Pourtant, tous ces visages et toutes ces histoires auront-ils un impact significatif, et donneront-ils un coup de frein au glissement vers un déni récemment apparu ? Les événements d’« art après Auschwitz » sont-ils condamnés à s’adresser à un seul public, à être vus et lus par ceux qui savent déjà quelque chose de l’un des chapitres les plus sombres de l’histoire ? En fin de compte, les survivants qui doivent témoigner ont l’énorme responsabilité de partager leur histoire, quelle que soit la méthode ou le résultat. Pour combler ce gouffre béant qui se creuse chaque jour davantage, les récits de la brutalité de cet « enfer sur terre » devraient être obligatoirement dispensés dans toutes les écoles. Pourtant, au début de cette année 2022, seuls dix-neuf États américains ont pour obligation d’inclure l’enseignement de la Shoah dans les écoles. Les rappels constants sur les camps de la mort ne peuvent pas aller plus loin ; en effet, il est très difficile de transmettre la vérité sur la guerre à ceux qui n’y étaient pas, car les histoires des survivants sont extrêmement difficiles à transmettre.
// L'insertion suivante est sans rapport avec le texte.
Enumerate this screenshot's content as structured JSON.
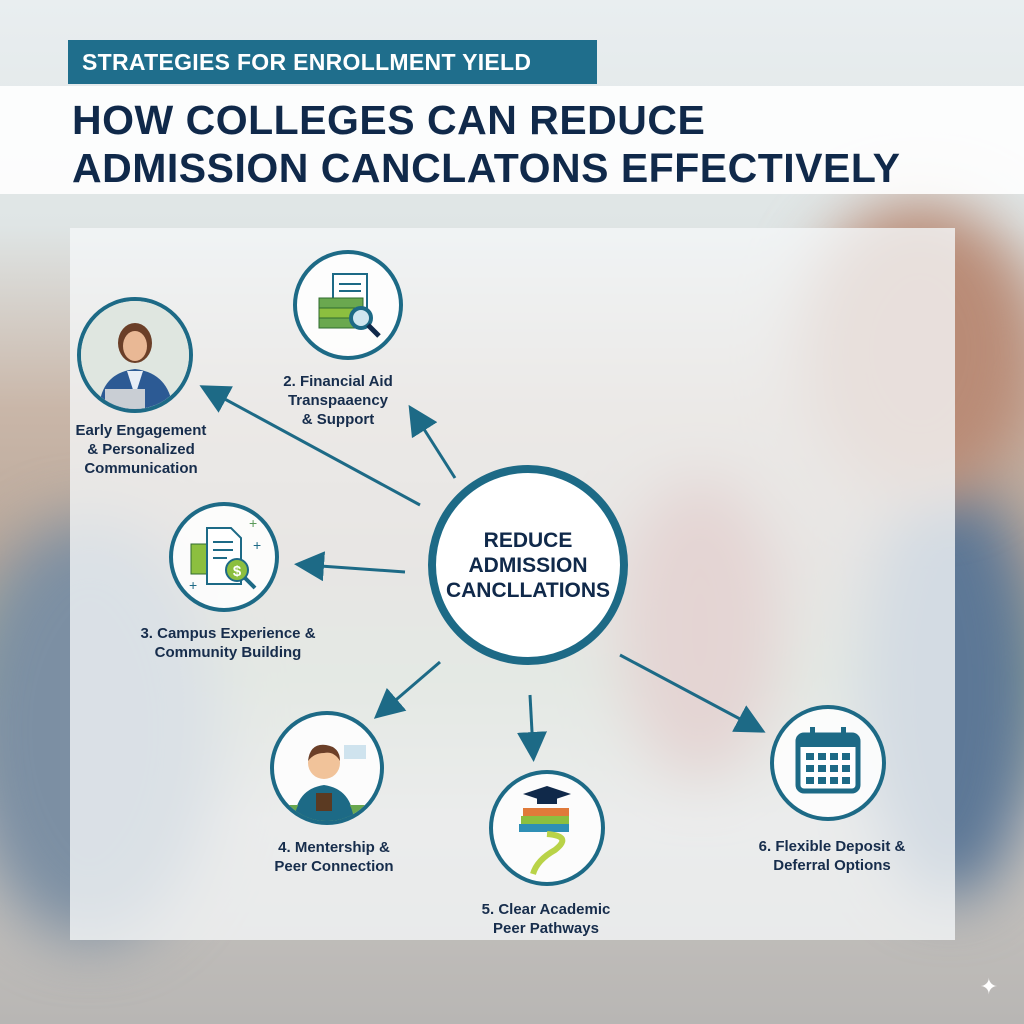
{
  "header": {
    "tag": "STRATEGIES FOR ENROLLMENT YIELD",
    "title_line1": "HOW COLLEGES CAN REDUCE",
    "title_line2": "ADMISSION CANCLATONS EFFECTIVELY"
  },
  "center": {
    "line1": "REDUCE",
    "line2": "ADMISSION",
    "line3": "CANCLLATIONS"
  },
  "nodes": [
    {
      "icon": "advisor-photo",
      "lines": [
        "Early Engagement",
        "& Personalized",
        "Communication"
      ]
    },
    {
      "icon": "money-document-magnifier-icon",
      "lines": [
        "2. Financial Aid",
        "Transpaaency",
        "& Support"
      ]
    },
    {
      "icon": "document-dollar-icon",
      "lines": [
        "3. Campus Experience &",
        "Community Building"
      ]
    },
    {
      "icon": "mentor-icon",
      "lines": [
        "4. Mentership &",
        "Peer Connection"
      ]
    },
    {
      "icon": "graduation-books-path-icon",
      "lines": [
        "5. Clear Academic",
        "Peer Pathways"
      ]
    },
    {
      "icon": "calendar-icon",
      "lines": [
        "6. Flexible Deposit &",
        "Deferral Options"
      ]
    }
  ],
  "colors": {
    "accent": "#1d6a86",
    "navy": "#10294a",
    "green": "#8cbf3f"
  }
}
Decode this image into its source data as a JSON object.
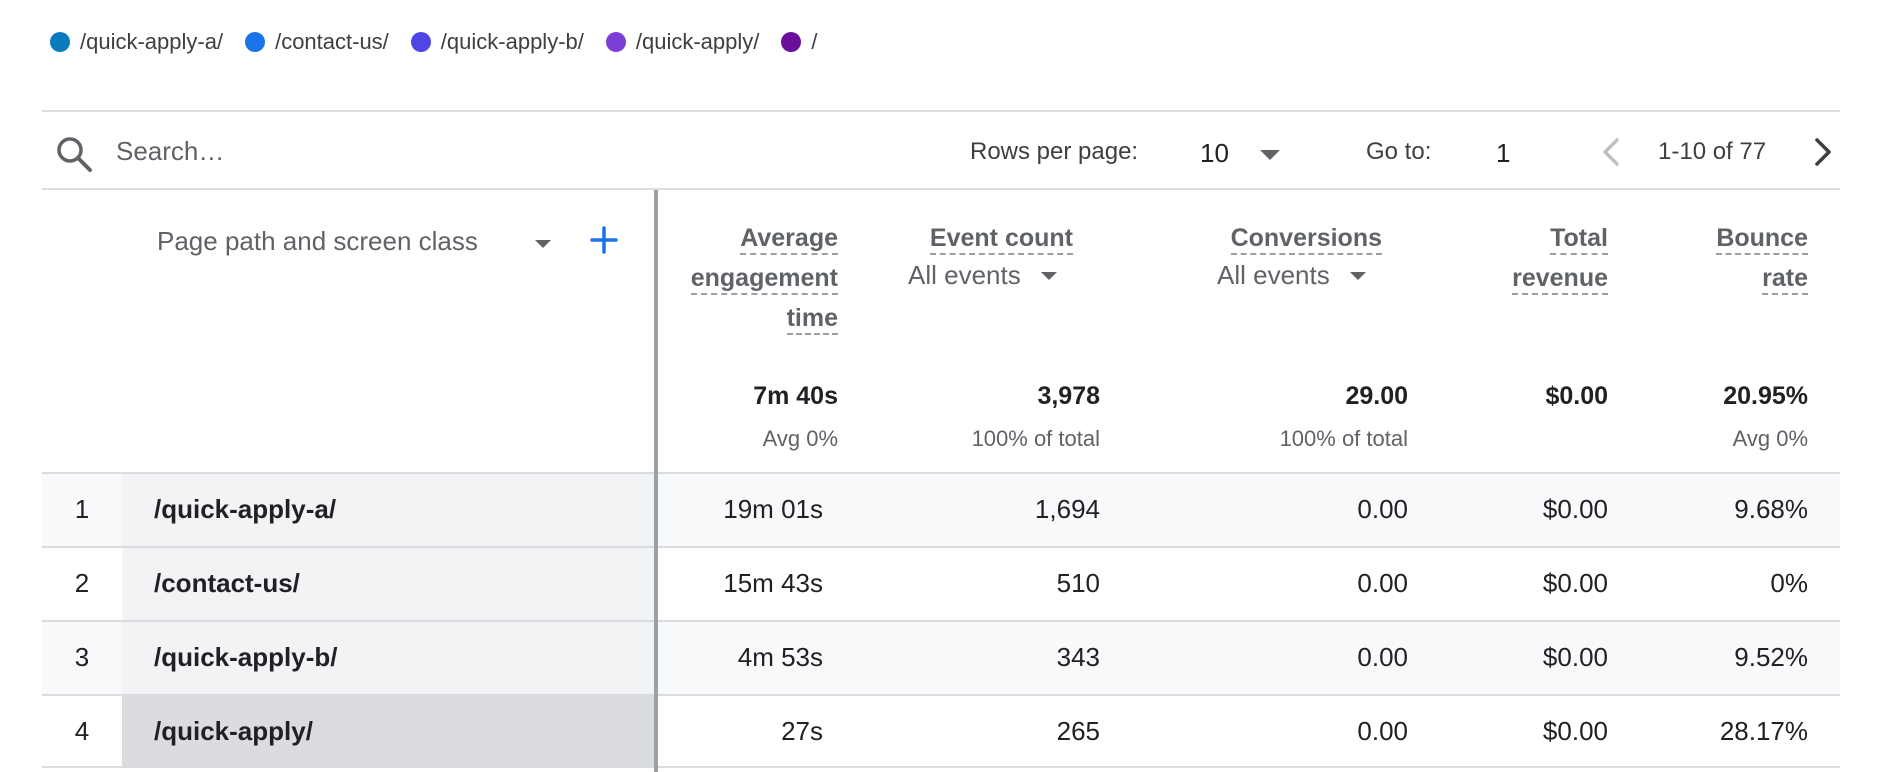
{
  "legend": [
    {
      "label": "/quick-apply-a/",
      "color": "#0b7bbf"
    },
    {
      "label": "/contact-us/",
      "color": "#1a73e8"
    },
    {
      "label": "/quick-apply-b/",
      "color": "#4f46e5"
    },
    {
      "label": "/quick-apply/",
      "color": "#7b3fd6"
    },
    {
      "label": "/",
      "color": "#6a0f9c"
    }
  ],
  "toolbar": {
    "search_placeholder": "Search…",
    "rows_per_page_label": "Rows per page:",
    "rows_per_page_value": "10",
    "goto_label": "Go to:",
    "goto_value": "1",
    "pagination_text": "1-10 of 77"
  },
  "table": {
    "dimension_header": "Page path and screen class",
    "columns": [
      {
        "header_lines": [
          "Average",
          "engagement",
          "time"
        ],
        "total": "7m 40s",
        "total_sub": "Avg 0%"
      },
      {
        "header_lines": [
          "Event count"
        ],
        "sub_selector": "All events",
        "total": "3,978",
        "total_sub": "100% of total"
      },
      {
        "header_lines": [
          "Conversions"
        ],
        "sub_selector": "All events",
        "total": "29.00",
        "total_sub": "100% of total"
      },
      {
        "header_lines": [
          "Total",
          "revenue"
        ],
        "total": "$0.00",
        "total_sub": ""
      },
      {
        "header_lines": [
          "Bounce",
          "rate"
        ],
        "total": "20.95%",
        "total_sub": "Avg 0%"
      }
    ],
    "rows": [
      {
        "num": "1",
        "path": "/quick-apply-a/",
        "cells": [
          "19m 01s",
          "1,694",
          "0.00",
          "$0.00",
          "9.68%"
        ]
      },
      {
        "num": "2",
        "path": "/contact-us/",
        "cells": [
          "15m 43s",
          "510",
          "0.00",
          "$0.00",
          "0%"
        ]
      },
      {
        "num": "3",
        "path": "/quick-apply-b/",
        "cells": [
          "4m 53s",
          "343",
          "0.00",
          "$0.00",
          "9.52%"
        ]
      },
      {
        "num": "4",
        "path": "/quick-apply/",
        "cells": [
          "27s",
          "265",
          "0.00",
          "$0.00",
          "28.17%"
        ]
      }
    ]
  },
  "icons": {
    "search": "search-icon",
    "add_dimension": "plus-icon",
    "prev_page": "chevron-left-icon",
    "next_page": "chevron-right-icon"
  }
}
La détermination de Rina et Jim à poursuivre cette mission est tout simplement miraculeuse. Porteur d’espoir, le projet Lonka est en cours et bien vivant. Il a été exposé à l’ONU, à la Willy-Brandt-Haus de Berlin et, plus récemment, sur la place Safra à Jérusalem, à l’extérieur de l’Hôtel de ville. Malheureusement, il y a quelques mois à peine, le portrait de Peggy Parnass, 94 ans, réalisé par Axel Martin, a été dégradé pour la cinquième fois depuis le mois d’avril dernier, ce que Jim Hollander décrit comme un acte anti-féministe et non antisémite, très probablement perpétré par des éléments farouchement ultra-orthodoxes. Et parce qu’on peut interpréter cela comme une forme d’antisémitisme, il est réconfortant de voir que le 20 janvier de cette année, la résolution israélienne pénalisant toute négation et déformation de l’Holocauste et des événements qui l’entourent a été adoptée par l’ONU.
Comme l’écrit Jim, « …en Israël, l’Holocauste est partout. Les monuments, les histoires personnelles et les jours où les sirènes retentissent durant deux minutes, quand la nation tout entière s’immobilise dans le souvenir et l’hommage. » Il est donc normal qu’un projet de cette envergure et de cette ambition soit né dans le lieu même où des milliers de survivants se sont installés après la guerre, un lieu où les Juifs ne seraient plus persécutés, qu’ils pratiquent ou non leur religion.
Max Hirshfeld est un photographe américain qui a grandi dans une maison pleine de livres et de disques. Ses parents ont survécu à Auschwitz et se sont installés dans une petite ville de l’Alabama. Son père, enfant prodige qui jouait du piano avec l’Orchestre philharmonique de Varsovie à l’âge de neuf ans, l’a poussé à explorer les arts avec une curiosité façonnée par des générations d’activités intellectuelles et artistiques.